Clades with high bootstrap support were labeled by kinesin family using a modification the numbering system proposed by Wickstead et al. (2010). Clades were identified by determining the position of known A. thaliana, P. patens proteins, and animal reference sequences. A table of mapped family numbers to A. thaliana is presented in Supplementary Table 2. In some cases, algal and human kinesins appeared as sister to more than one numbered kinesin family and these were thus indicated. Several kinesins with long branches appeared as sister to the well-defined clades with poor bootstrap support, and thus could not be assigned to a numbered clade as the placement was likely the result of long branch attraction. These kinesins were declared as unassigned by family in Fig. 2 and scored in terms of total kinesins per species. Another small group of kinesins had strong support as sister to the kinesin-14A and -14B clades. Kinesin-14C and -14D subfamilies were not strongly supported to be monophyletic with kinesin-14A and -14B using this method, but rather appeared as separate distinct families. The position and possible origin of these kinesins are discussed in this work. A linear version of this tree showing bootstrap support values and branch lengths along with protein sequence accession numbers is presented in Supplementary Fig. 1. A FASTA format protein sequence file with all protein accession numbers is presented as Supplementary File 1.

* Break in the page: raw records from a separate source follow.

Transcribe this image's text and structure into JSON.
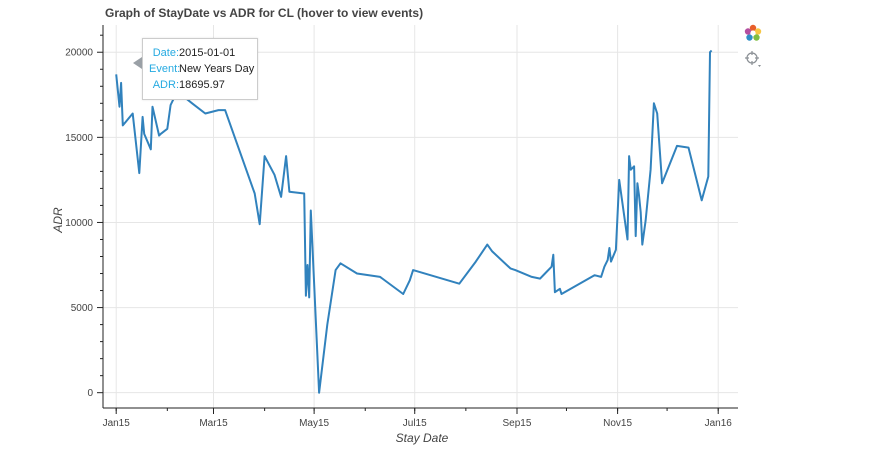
{
  "chart_data": {
    "type": "line",
    "title": "Graph of StayDate vs ADR for CL (hover to view events)",
    "xlabel": "Stay Date",
    "ylabel": "ADR",
    "x_ticks": [
      "Jan15",
      "Mar15",
      "May15",
      "Jul15",
      "Sep15",
      "Nov15",
      "Jan16"
    ],
    "y_ticks": [
      "0",
      "5000",
      "10000",
      "15000",
      "20000"
    ],
    "ylim": [
      -900,
      21600
    ],
    "xlim": [
      "2014-12-24",
      "2016-01-13"
    ],
    "grid": true,
    "line_color": "#3182bd",
    "series": [
      {
        "x": [
          "2015-01-01",
          "2015-01-03",
          "2015-01-04",
          "2015-01-05",
          "2015-01-11",
          "2015-01-14",
          "2015-01-15",
          "2015-01-17",
          "2015-01-18",
          "2015-01-22",
          "2015-01-23",
          "2015-01-27",
          "2015-01-28",
          "2015-02-01",
          "2015-02-03",
          "2015-02-07",
          "2015-02-16",
          "2015-02-24",
          "2015-03-04",
          "2015-03-08",
          "2015-03-26",
          "2015-03-29",
          "2015-04-01",
          "2015-04-07",
          "2015-04-11",
          "2015-04-14",
          "2015-04-16",
          "2015-04-25",
          "2015-04-26",
          "2015-04-27",
          "2015-04-28",
          "2015-04-29",
          "2015-05-04",
          "2015-05-09",
          "2015-05-14",
          "2015-05-17",
          "2015-05-27",
          "2015-06-10",
          "2015-06-24",
          "2015-06-28",
          "2015-06-30",
          "2015-07-28",
          "2015-08-07",
          "2015-08-14",
          "2015-08-17",
          "2015-08-28",
          "2015-08-31",
          "2015-09-10",
          "2015-09-15",
          "2015-09-18",
          "2015-09-22",
          "2015-09-23",
          "2015-09-24",
          "2015-09-27",
          "2015-09-28",
          "2015-10-18",
          "2015-10-22",
          "2015-10-24",
          "2015-10-26",
          "2015-10-27",
          "2015-10-28",
          "2015-10-31",
          "2015-11-02",
          "2015-11-07",
          "2015-11-08",
          "2015-11-09",
          "2015-11-11",
          "2015-11-12",
          "2015-11-13",
          "2015-11-14",
          "2015-11-15",
          "2015-11-16",
          "2015-11-18",
          "2015-11-21",
          "2015-11-23",
          "2015-11-25",
          "2015-11-28",
          "2015-12-07",
          "2015-12-14",
          "2015-12-22",
          "2015-12-26",
          "2015-12-27",
          "2015-12-28"
        ],
        "y": [
          18696,
          16800,
          18200,
          15700,
          16400,
          13800,
          12900,
          16200,
          15200,
          14300,
          16800,
          15100,
          15200,
          15500,
          16900,
          17700,
          17000,
          16400,
          16600,
          16600,
          11700,
          9900,
          13900,
          12800,
          11500,
          13900,
          11800,
          11700,
          5700,
          7500,
          5600,
          10700,
          0,
          4000,
          7200,
          7600,
          7000,
          6800,
          5800,
          6600,
          7200,
          6400,
          7700,
          8700,
          8300,
          7300,
          7200,
          6800,
          6700,
          7000,
          7400,
          8100,
          5900,
          6100,
          5800,
          6900,
          6800,
          7400,
          7800,
          8500,
          7700,
          8400,
          12500,
          9000,
          13900,
          13100,
          13300,
          9200,
          12300,
          11600,
          10600,
          8700,
          10100,
          13100,
          17000,
          16400,
          12300,
          14500,
          14400,
          11300,
          12700,
          20000,
          20100
        ]
      }
    ]
  },
  "tooltip": {
    "date_key": "Date:",
    "date_value": "2015-01-01",
    "event_key": "Event:",
    "event_value": "New Years Day",
    "adr_key": "ADR:",
    "adr_value": "18695.97"
  },
  "toolbar": {
    "tools": [
      "bokeh-logo-icon",
      "crosshair-icon"
    ]
  }
}
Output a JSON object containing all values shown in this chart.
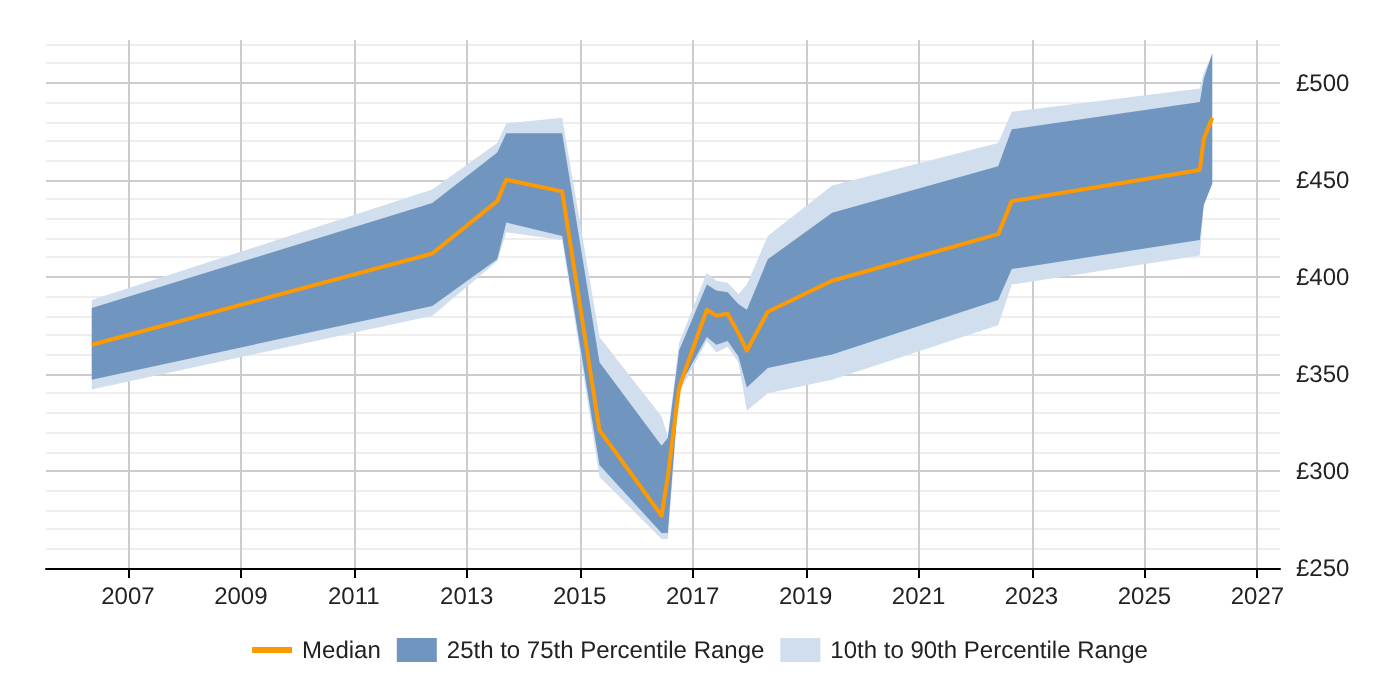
{
  "chart_data": {
    "type": "area",
    "x": [
      2006.36,
      2012.39,
      2013.54,
      2013.7,
      2014.69,
      2015.35,
      2016.45,
      2016.56,
      2016.76,
      2017.25,
      2017.42,
      2017.62,
      2017.81,
      2017.96,
      2018.33,
      2019.47,
      2022.41,
      2022.65,
      2025.98,
      2026.05,
      2026.2
    ],
    "series": [
      {
        "name": "10th to 90th Percentile Range",
        "color": "#d0deee",
        "values": [
          null,
          null,
          null,
          null,
          null,
          null,
          null,
          null,
          null,
          null,
          null,
          null,
          null,
          null,
          null,
          null,
          null,
          null,
          null,
          null,
          null
        ],
        "lower": [
          342,
          380,
          408,
          423,
          419,
          297,
          265,
          265,
          340,
          367,
          361,
          364,
          356,
          331,
          340,
          347,
          375,
          396,
          411,
          437,
          448
        ],
        "upper": [
          388,
          445,
          469,
          479,
          482,
          369,
          328,
          318,
          366,
          402,
          398,
          397,
          391,
          396,
          421,
          447,
          469,
          485,
          497,
          505,
          515
        ]
      },
      {
        "name": "25th to 75th Percentile Range",
        "color": "#7096bf",
        "values": [
          null,
          null,
          null,
          null,
          null,
          null,
          null,
          null,
          null,
          null,
          null,
          null,
          null,
          null,
          null,
          null,
          null,
          null,
          null,
          null,
          null
        ],
        "lower": [
          347,
          385,
          409,
          428,
          421,
          303,
          268,
          268,
          343,
          369,
          365,
          367,
          359,
          343,
          353,
          360,
          388,
          404,
          419,
          437,
          448
        ],
        "upper": [
          384,
          438,
          464,
          474,
          474,
          356,
          313,
          317,
          362,
          396,
          393,
          392,
          386,
          383,
          409,
          433,
          457,
          476,
          490,
          502,
          515
        ]
      },
      {
        "name": "Median",
        "type": "line",
        "color": "#ff9900",
        "values": [
          365,
          412,
          439,
          450,
          444,
          321,
          277,
          297,
          343,
          383,
          380,
          381,
          371,
          362,
          382,
          398,
          422,
          439,
          455,
          471,
          482
        ]
      }
    ],
    "xlim": [
      2005.55,
      2027.4
    ],
    "xticks": [
      2007,
      2009,
      2011,
      2013,
      2015,
      2017,
      2019,
      2021,
      2023,
      2025,
      2027
    ],
    "ylim": [
      250,
      522
    ],
    "yticks": [
      {
        "value": 250,
        "label": "£250"
      },
      {
        "value": 300,
        "label": "£300"
      },
      {
        "value": 350,
        "label": "£350"
      },
      {
        "value": 400,
        "label": "£400"
      },
      {
        "value": 450,
        "label": "£450"
      },
      {
        "value": 500,
        "label": "£500"
      }
    ],
    "grid": true,
    "legend": "bottom",
    "marker": "none",
    "line_style": "solid"
  }
}
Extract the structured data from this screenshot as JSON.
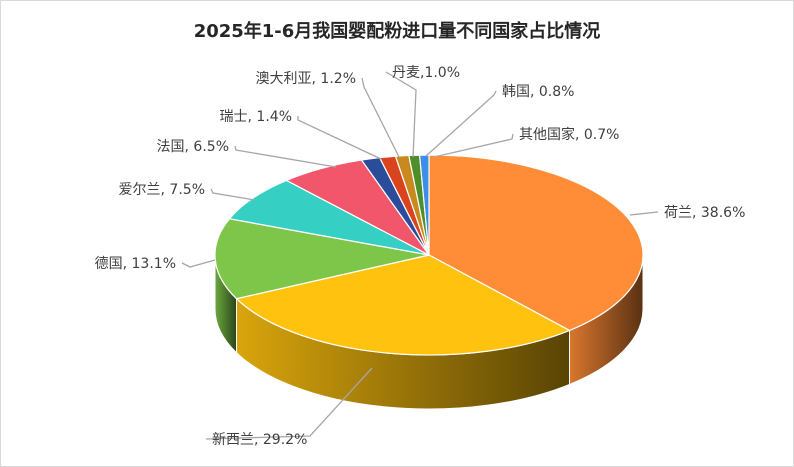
{
  "chart_data": {
    "type": "pie",
    "title": "2025年1-6月我国婴配粉进口量不同国家占比情况",
    "label_separator": ", ",
    "slices": [
      {
        "name": "荷兰",
        "value": 38.6,
        "label": "38.6%",
        "color": "#ff8c36"
      },
      {
        "name": "新西兰",
        "value": 29.2,
        "label": "29.2%",
        "color": "#ffc20e"
      },
      {
        "name": "德国",
        "value": 13.1,
        "label": "13.1%",
        "color": "#7ec64a"
      },
      {
        "name": "爱尔兰",
        "value": 7.5,
        "label": "7.5%",
        "color": "#36cfc4"
      },
      {
        "name": "法国",
        "value": 6.5,
        "label": "6.5%",
        "color": "#f2566a"
      },
      {
        "name": "瑞士",
        "value": 1.4,
        "label": "1.4%",
        "color": "#2b4b9b"
      },
      {
        "name": "澳大利亚",
        "value": 1.2,
        "label": "1.2%",
        "color": "#d9441e"
      },
      {
        "name": "丹麦",
        "value": 1.0,
        "label": "1.0%",
        "color": "#c8891e",
        "separator": ","
      },
      {
        "name": "韩国",
        "value": 0.8,
        "label": "0.8%",
        "color": "#4f8f2a"
      },
      {
        "name": "其他国家",
        "value": 0.7,
        "label": "0.7%",
        "color": "#3d8ee8"
      }
    ],
    "style": "3d-pie",
    "legend": "none"
  }
}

Correlation and Phylogenetic Independent Contrast Comparative Analysis

Across 29 species, the total number of kinesins was compared to the C-value (Kew database), number of haploid chromosomes, and protein-coding genes determined from published literature. This was initially done using Pearson correlation, comparing test statistics, and p values between Kinesins (K), C-value (C), and chromosome number (Chr), and number of genes (genes) were performed in Excel. However these data could represent correlation based on both functional adaptation and phylogenetic relatedness of species. To remove the covariance caused by species relatedness, a phylogenetically independent contrast was performed using the method of Felsenstein (1985) implemented through the R package “Analyses of Phylogenetics and Evolution” (ape; Paradis et al. 2004). This method provided correction for the non-independence of data points (species) which is assumed in linear correlations. A species tree with relationships and evolutionary distances of all taxa (or substitutes in the same genus for Sphagnum, Marchantia, Zea, and Oryza as indicated with asterisks) was obtained from the TimeTree 5 database (Supplementary Fig. 5) (Kumar et al. 2022). This was exported in newick format and loaded into R using the ape::read.tree function. A phylogenetic independence vector was made using the ape::pic function for each measured value set (number of kinesins K; nuclear DNA quantity C; number of genes, number of chromosomes) and the species tree. These vectors were then compared pairwise using Pearson’s (product moment) correlation to determine if a correlation between variables occurred independently of their taxonomic relationship.